The leaders of France, Germany and Poland have pledged to cooperate more closely on foreign policy and defense despite a damaging rift over the U.S.-led war in Iraq. France and Germany opposed the war, but it was supported by Poland. Even though the leaders glossed over their differences, they also reaffirmed their positions on the Iraq issue after concluding a three-way summit in the Polish city of Wroclaw.
At a post-summit news conference, French President Jacques Chirac said France and Germany are ready to talk about Iraq's reconstruction and ways to restore its sovereignty. He said both countries would discuss a U.S.-backed proposal to end United Nations sanctions against Iraq in what he called an open and constructive manner.
But Mr. Chirac insisted that the United Nations must play a central role in Iraq's reconstruction because that, "is the desire of most of the world's nations and peoples."
German Chancellor Gerhard Schroeder said Germany, France and Poland pledged to give humanitarian aid to Iraq. But he said Germany also wants to make sure the U.N. is involved in Iraq's reconstruction.
"All of us, Germans, French and Poles, will provide the assistance that we are able to give to prevent human suffering in Iraq," he said. "And speaking now for myself, we would certainly explore the avenues available to us within the United Nations when it comes to rebuilding the country."
The French and German leaders also insisted that a mini-summit they held in Brussels last month with their counterparts from Belgium and Luxembourg to discuss ways of making Europe's defense less reliant on the United States was not aimed at undermining NATO. And they invited Poland to join their efforts.
But Polish President Alexander Kwasniewski, whose country sent 200 special forces troops to Iraq to fight alongside the Americans, said his goal was to have good relations with both Washington and the anti-war governments of France and Germany.

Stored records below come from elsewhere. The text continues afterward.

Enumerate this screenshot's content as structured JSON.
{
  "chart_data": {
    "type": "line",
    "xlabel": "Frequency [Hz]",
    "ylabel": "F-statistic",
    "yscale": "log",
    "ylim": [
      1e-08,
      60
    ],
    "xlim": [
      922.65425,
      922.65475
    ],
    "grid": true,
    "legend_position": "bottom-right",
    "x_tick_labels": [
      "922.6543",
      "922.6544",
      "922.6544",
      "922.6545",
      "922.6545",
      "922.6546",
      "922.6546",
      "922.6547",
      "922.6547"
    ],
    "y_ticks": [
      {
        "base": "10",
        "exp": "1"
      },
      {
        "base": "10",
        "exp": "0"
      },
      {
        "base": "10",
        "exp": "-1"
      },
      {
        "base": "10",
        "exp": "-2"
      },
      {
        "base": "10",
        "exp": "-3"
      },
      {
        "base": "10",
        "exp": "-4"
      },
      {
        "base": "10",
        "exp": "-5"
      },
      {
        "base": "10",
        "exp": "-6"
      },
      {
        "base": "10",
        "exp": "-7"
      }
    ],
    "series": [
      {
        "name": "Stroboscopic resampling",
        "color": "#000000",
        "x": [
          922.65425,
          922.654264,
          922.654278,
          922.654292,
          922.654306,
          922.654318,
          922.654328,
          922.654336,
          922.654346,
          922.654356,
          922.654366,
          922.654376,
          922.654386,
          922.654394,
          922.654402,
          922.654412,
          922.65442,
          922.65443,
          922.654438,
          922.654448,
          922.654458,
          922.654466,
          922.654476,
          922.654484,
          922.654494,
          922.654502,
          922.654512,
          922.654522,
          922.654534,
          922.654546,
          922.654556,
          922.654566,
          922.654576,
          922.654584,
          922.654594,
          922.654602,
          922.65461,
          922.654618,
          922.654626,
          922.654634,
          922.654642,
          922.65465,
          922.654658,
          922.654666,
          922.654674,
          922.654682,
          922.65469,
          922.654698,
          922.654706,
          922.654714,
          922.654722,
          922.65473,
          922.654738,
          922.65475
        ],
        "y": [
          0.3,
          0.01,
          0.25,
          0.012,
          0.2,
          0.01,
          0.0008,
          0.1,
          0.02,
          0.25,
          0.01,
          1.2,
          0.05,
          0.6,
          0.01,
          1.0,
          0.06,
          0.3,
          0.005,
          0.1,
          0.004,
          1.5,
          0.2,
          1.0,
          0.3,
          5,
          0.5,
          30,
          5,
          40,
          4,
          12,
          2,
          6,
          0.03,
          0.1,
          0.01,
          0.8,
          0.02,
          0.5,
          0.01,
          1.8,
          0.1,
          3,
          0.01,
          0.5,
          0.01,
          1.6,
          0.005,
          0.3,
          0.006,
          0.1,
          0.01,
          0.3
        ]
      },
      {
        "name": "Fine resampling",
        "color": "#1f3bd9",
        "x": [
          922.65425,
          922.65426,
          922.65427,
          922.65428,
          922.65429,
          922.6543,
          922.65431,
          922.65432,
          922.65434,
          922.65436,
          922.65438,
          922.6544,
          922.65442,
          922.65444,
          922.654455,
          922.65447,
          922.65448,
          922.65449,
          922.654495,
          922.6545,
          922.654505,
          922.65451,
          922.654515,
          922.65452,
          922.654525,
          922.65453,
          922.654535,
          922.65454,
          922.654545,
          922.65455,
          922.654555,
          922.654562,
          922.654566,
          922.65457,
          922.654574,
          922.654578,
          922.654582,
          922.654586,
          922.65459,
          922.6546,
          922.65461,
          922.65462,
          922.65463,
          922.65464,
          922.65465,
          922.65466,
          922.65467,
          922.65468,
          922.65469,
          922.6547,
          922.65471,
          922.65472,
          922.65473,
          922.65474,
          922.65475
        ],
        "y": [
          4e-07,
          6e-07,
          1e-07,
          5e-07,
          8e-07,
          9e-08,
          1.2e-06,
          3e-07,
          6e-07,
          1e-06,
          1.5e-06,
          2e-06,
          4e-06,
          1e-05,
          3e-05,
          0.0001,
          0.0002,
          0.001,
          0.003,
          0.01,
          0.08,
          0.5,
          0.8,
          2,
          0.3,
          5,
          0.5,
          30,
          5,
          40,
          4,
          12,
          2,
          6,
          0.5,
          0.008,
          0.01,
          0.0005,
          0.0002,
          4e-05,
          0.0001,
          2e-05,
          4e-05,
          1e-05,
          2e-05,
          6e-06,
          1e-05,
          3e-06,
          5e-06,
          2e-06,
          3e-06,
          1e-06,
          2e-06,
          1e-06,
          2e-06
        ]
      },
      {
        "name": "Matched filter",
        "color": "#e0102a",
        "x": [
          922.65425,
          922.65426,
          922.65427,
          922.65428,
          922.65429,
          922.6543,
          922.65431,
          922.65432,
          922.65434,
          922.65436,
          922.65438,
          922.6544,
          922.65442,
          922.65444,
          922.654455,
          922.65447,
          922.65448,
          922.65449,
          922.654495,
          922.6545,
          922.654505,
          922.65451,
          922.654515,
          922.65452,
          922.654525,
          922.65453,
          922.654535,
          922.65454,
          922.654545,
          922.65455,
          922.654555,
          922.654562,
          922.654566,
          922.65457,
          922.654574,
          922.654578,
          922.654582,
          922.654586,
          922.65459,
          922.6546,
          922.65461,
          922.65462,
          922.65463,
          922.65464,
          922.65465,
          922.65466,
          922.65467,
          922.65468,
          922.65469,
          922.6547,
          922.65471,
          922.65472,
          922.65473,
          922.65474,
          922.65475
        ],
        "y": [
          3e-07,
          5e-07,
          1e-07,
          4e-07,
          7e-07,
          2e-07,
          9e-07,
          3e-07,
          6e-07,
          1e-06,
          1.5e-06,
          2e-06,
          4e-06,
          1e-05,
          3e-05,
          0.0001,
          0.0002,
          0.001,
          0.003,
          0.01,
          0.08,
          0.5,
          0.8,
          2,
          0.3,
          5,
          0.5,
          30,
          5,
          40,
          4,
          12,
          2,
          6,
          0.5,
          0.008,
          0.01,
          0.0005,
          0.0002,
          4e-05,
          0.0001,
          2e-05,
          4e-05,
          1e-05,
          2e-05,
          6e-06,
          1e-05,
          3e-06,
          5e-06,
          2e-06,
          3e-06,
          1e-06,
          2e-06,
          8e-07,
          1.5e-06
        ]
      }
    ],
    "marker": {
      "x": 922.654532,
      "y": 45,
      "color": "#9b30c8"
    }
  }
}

"We will continue the policy of good coalition relations with both the United States and Germany and France," he said.
Poland sees itself has having a bridge-building role between the United States and the Franco-German duo. It has been strongly criticized by France and Germany for backing the United States in the Iraq war. But it also knows it needs good relations with the two anti-war dissidents when it joins the European Union next year. Polish analyst Adam Chmielewski says Poland is caught in the middle of the transatlantic dispute.
"It seems to me that Poland has no choice," he said. "It is a poor country and tries to make the best of both sides [with its] accession to the European structures [and] at the same time by getting involved in American policies."
President Kwasniewski says he thinks the United States still has a vital role to play in Europe's security and that Poland must work hard for both European unity and transatlantic unity.